Speaker Biographies

Professor Michelle O’Callaghan (University of Reading)

Professor Michelle O’Callaghan’s primary research interest is early modern literature and culture, including literature and politics, print and manuscript culture, literature and sociability, pastoral, satire, and travel-writing. She researches and publishes on a range of topics in early modern literature and culture. Her first two books, The Shepheards Nation: Jacobean Spenserians and Early Stuart Political Culture (Oxford, 2000) and The English Wits: Literature and Sociability in Early Modern England (Cambridge, 2007), were interested in how different early modern communities used literature to shape identities and for political ends, and looked in particular at practices of collaboration. Her most recent book, Thomas Middleton, Renaissance Dramatist (Edinburgh, 2007), explores Middleton’s inventive use of stagecraft in relation to early modern forms of wit. She is also part of the Early Modern Women’s Research Network (http://hri.newcastle.edu.au/emwrn/) which brings together academics in Australia, UK, and the States.

 

Dr Alexander Samson (UCL)

Dr Samson lectures on the literature, culture and history of early modern Spain and Latin America. He has edited The Spanish Match: Prince Charles’s Journey to Madrid, 1623 (Ashgate, 2006) and with Jonathan Thacker A Companion to Lope de Vega (Tamesis, 2008), as well as a special issue of Renaissance Studies on ‘Gardens and Horticulture in the Early Modern Period’. He has published extensively on the marriage of Philip II and Mary Tudor, historiography and royal chroniclers in 16th century Spain, firearms, Cervantes and Anglo-Spanish cultural relations. His book Mary I and the Habsburg Marriage: England and Spain 1553 – 1558 is forthcoming.

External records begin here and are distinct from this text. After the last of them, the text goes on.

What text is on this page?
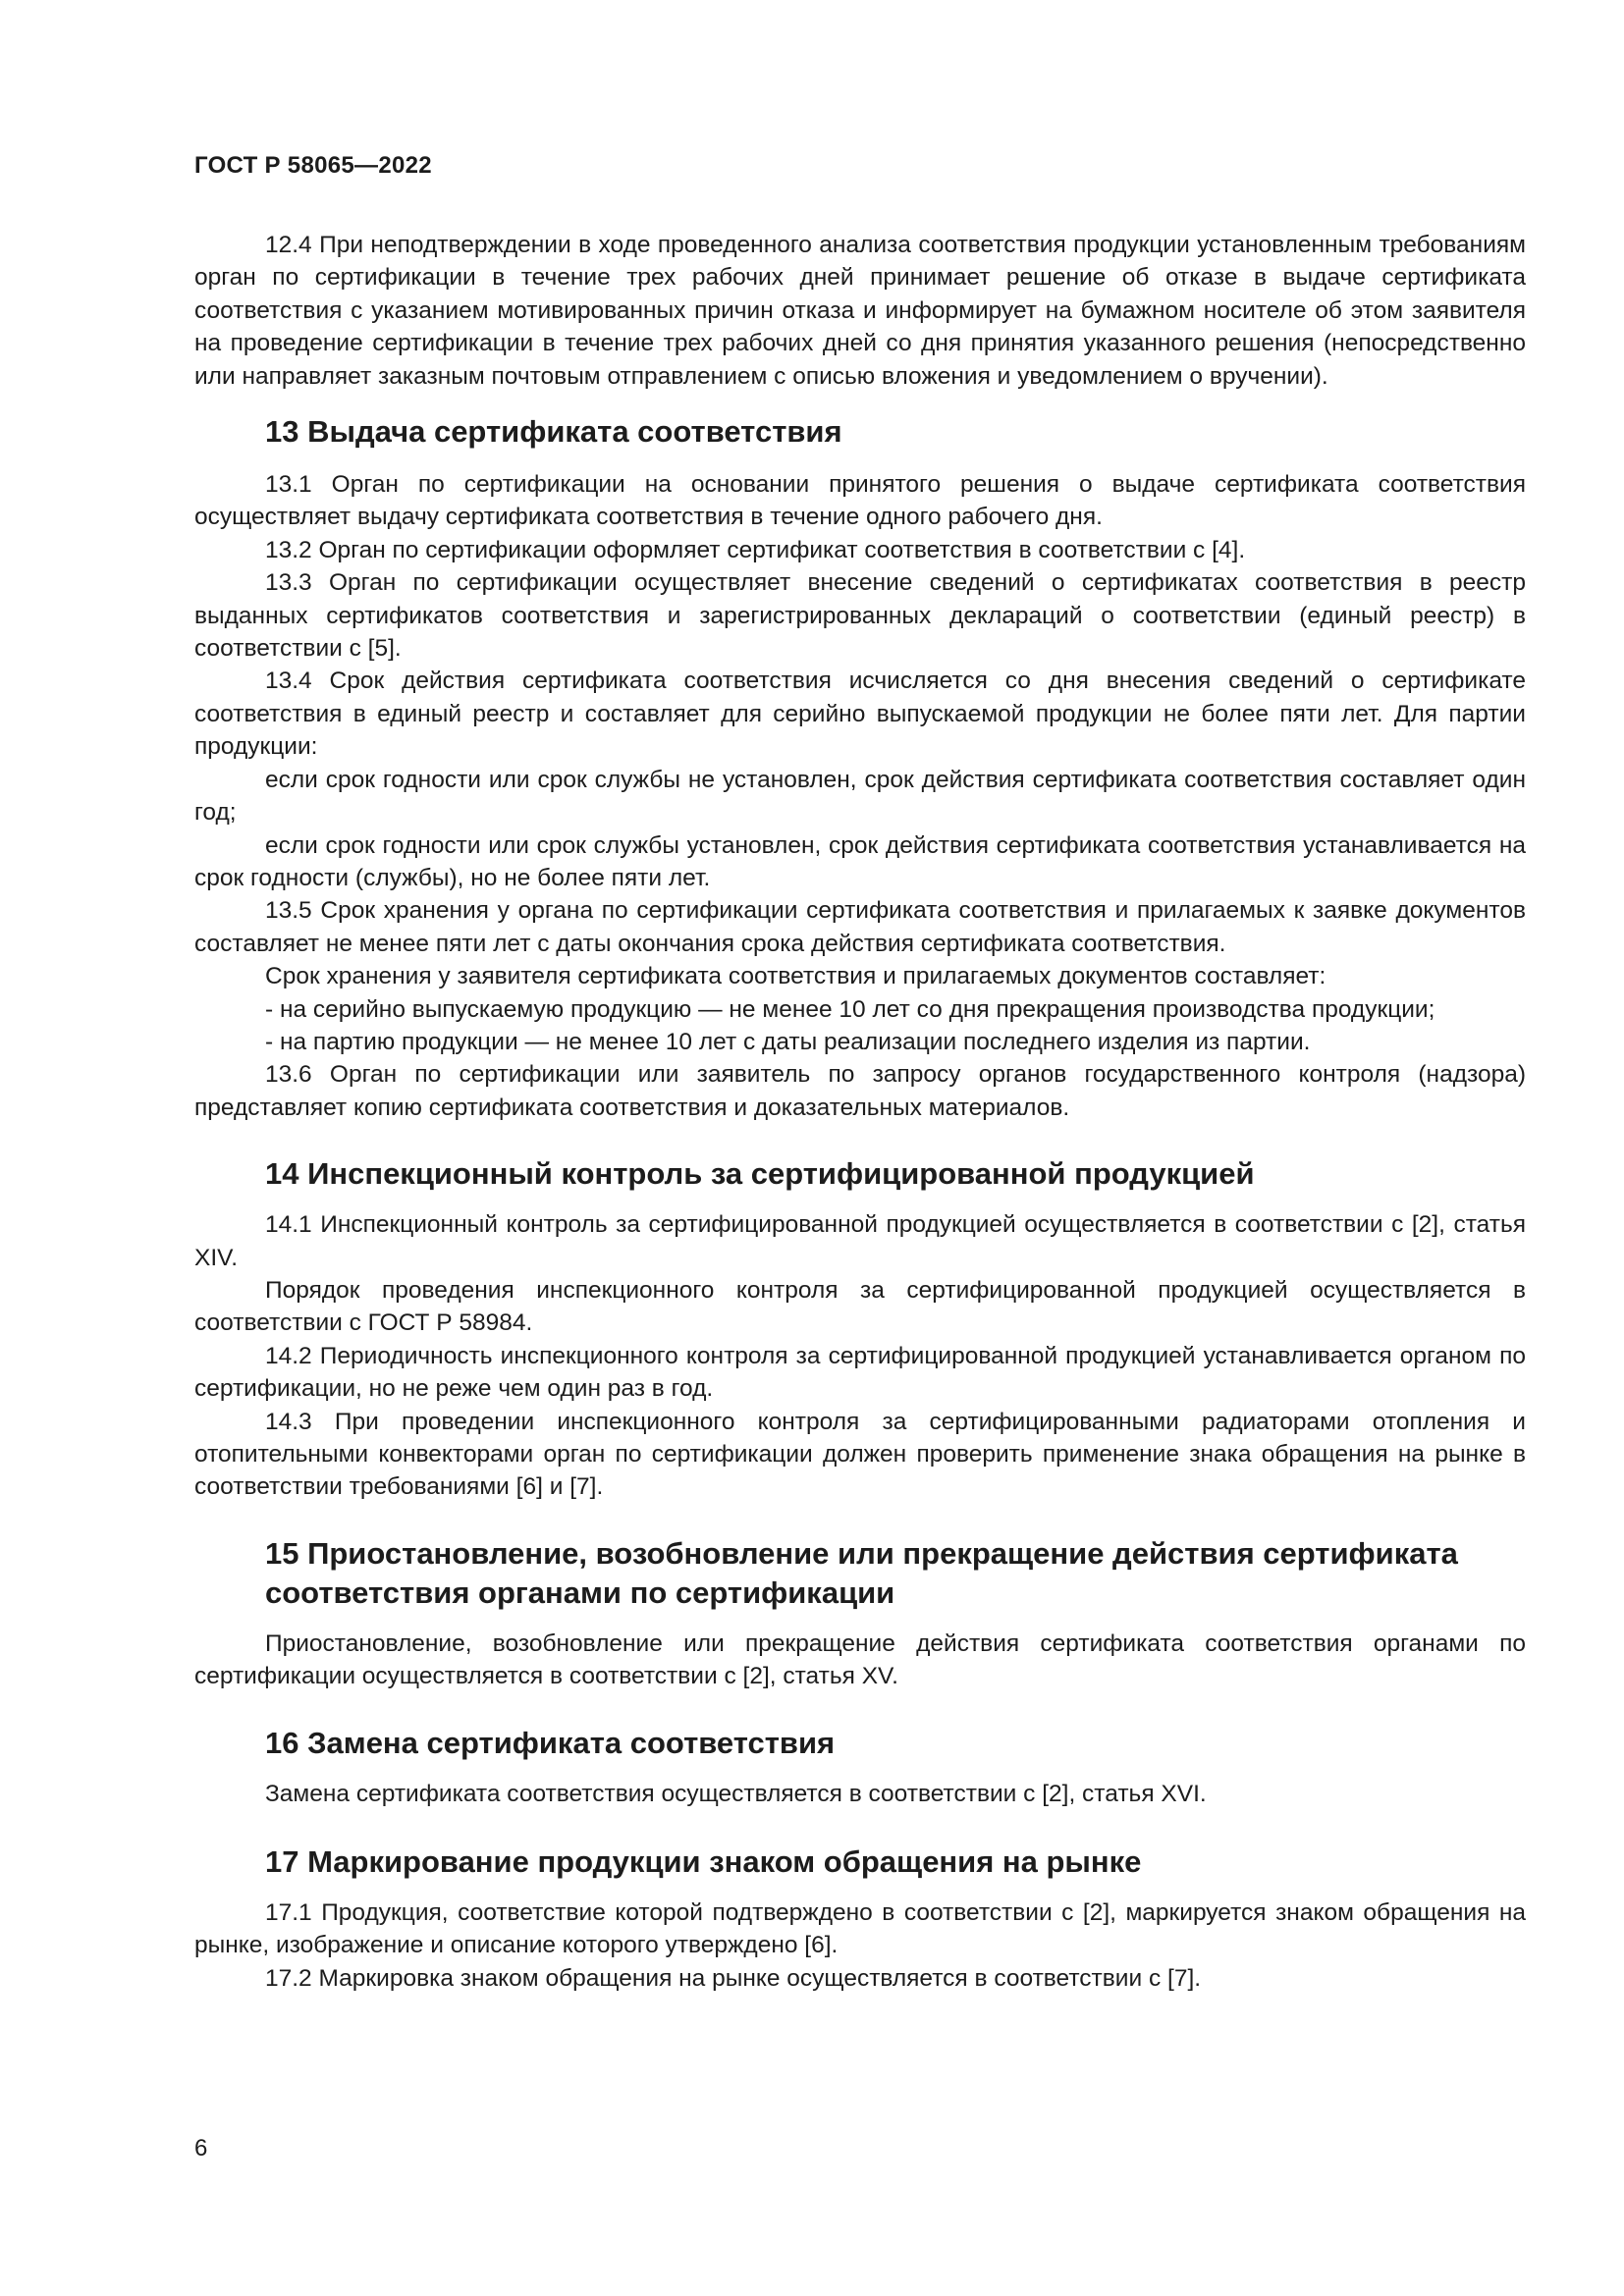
ГОСТ Р 58065—2022

12.4 При неподтверждении в ходе проведенного анализа соответствия продукции установленным требованиям орган по сертификации в течение трех рабочих дней принимает решение об отказе в выдаче сертификата соответствия с указанием мотивированных причин отказа и информирует на бумажном носителе об этом заявителя на проведение сертификации в течение трех рабочих дней со дня принятия указанного решения (непосредственно или направляет заказным почтовым отправлением с описью вложения и уведомлением о вручении).

13 Выдача сертификата соответствия

13.1 Орган по сертификации на основании принятого решения о выдаче сертификата соответствия осуществляет выдачу сертификата соответствия в течение одного рабочего дня.

13.2 Орган по сертификации оформляет сертификат соответствия в соответствии с [4].

13.3 Орган по сертификации осуществляет внесение сведений о сертификатах соответствия в реестр выданных сертификатов соответствия и зарегистрированных деклараций о соответствии (единый реестр) в соответствии с [5].

13.4 Срок действия сертификата соответствия исчисляется со дня внесения сведений о сертификате соответствия в единый реестр и составляет для серийно выпускаемой продукции не более пяти лет. Для партии продукции:

если срок годности или срок службы не установлен, срок действия сертификата соответствия составляет один год;

если срок годности или срок службы установлен, срок действия сертификата соответствия устанавливается на срок годности (службы), но не более пяти лет.

13.5 Срок хранения у органа по сертификации сертификата соответствия и прилагаемых к заявке документов составляет не менее пяти лет с даты окончания срока действия сертификата соответствия.

Срок хранения у заявителя сертификата соответствия и прилагаемых документов составляет:

- на серийно выпускаемую продукцию — не менее 10 лет со дня прекращения производства продукции;

- на партию продукции — не менее 10 лет с даты реализации последнего изделия из партии.

13.6 Орган по сертификации или заявитель по запросу органов государственного контроля (надзора) представляет копию сертификата соответствия и доказательных материалов.

14 Инспекционный контроль за сертифицированной продукцией

14.1 Инспекционный контроль за сертифицированной продукцией осуществляется в соответствии с [2], статья XIV.

Порядок проведения инспекционного контроля за сертифицированной продукцией осуществляется в соответствии с ГОСТ Р 58984.

14.2 Периодичность инспекционного контроля за сертифицированной продукцией устанавливается органом по сертификации, но не реже чем один раз в год.

14.3 При проведении инспекционного контроля за сертифицированными радиаторами отопления и отопительными конвекторами орган по сертификации должен проверить применение знака обращения на рынке в соответствии требованиями [6] и [7].

15 Приостановление, возобновление или прекращение действия сертификата соответствия органами по сертификации

Приостановление, возобновление или прекращение действия сертификата соответствия органами по сертификации осуществляется в соответствии с [2], статья XV.

16 Замена сертификата соответствия

Замена сертификата соответствия осуществляется в соответствии с [2], статья XVI.

17 Маркирование продукции знаком обращения на рынке

17.1 Продукция, соответствие которой подтверждено в соответствии с [2], маркируется знаком обращения на рынке, изображение и описание которого утверждено [6].

17.2 Маркировка знаком обращения на рынке осуществляется в соответствии с [7].

6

His research interests include intercultural relations and translation between Spain and England from 1500 to 1640, European festival texts, the Habsburg empire under Charles V, and early colonial history.

He runs the Golden Age and Renaissance Seminar, as well as being the co-director of UCL’s Centre for Early Modern Exchanges.

 

Dr Sarah Olive (University of York)

Sarah Olive is lecturer in English in Education at the University of York. She also teaches on pedagogy at The Shakespeare Institute. Her research interests include the teaching of Shakespeare and Early Modern drama and Shakespeare’s popular cultural afterlives. Her monograph, Shakespeare Valued, will be published by Intellect in June.

 

Nora Williams (Exeter)

Nora is a final-year PhD candidate in drama at the University of Exeter, where she also competed an MA in Staging Shakespeare. Her research concerns the intersections between text and performance with regard to Jacobean drama. More specifically, her thesis uses Middleton and Rowley’s The Changeling as a lens through which to consider the changing cultural currency of Jacobean playwrights in the 20th and 21st centuries. She is also the Events Coordinator for the STR New Researchers’ Network and the Project Facilitator for The International Christopher Marlowe.

 

Richard Eales (Former Head of History at University of Kent)

Richard Eales is an academic historian, at the University of Kent in Canterbury, from 1976 to his retirement, and is author of Chess: the History of a Game. He is also a chess master of the Federation Internationale des Echecs.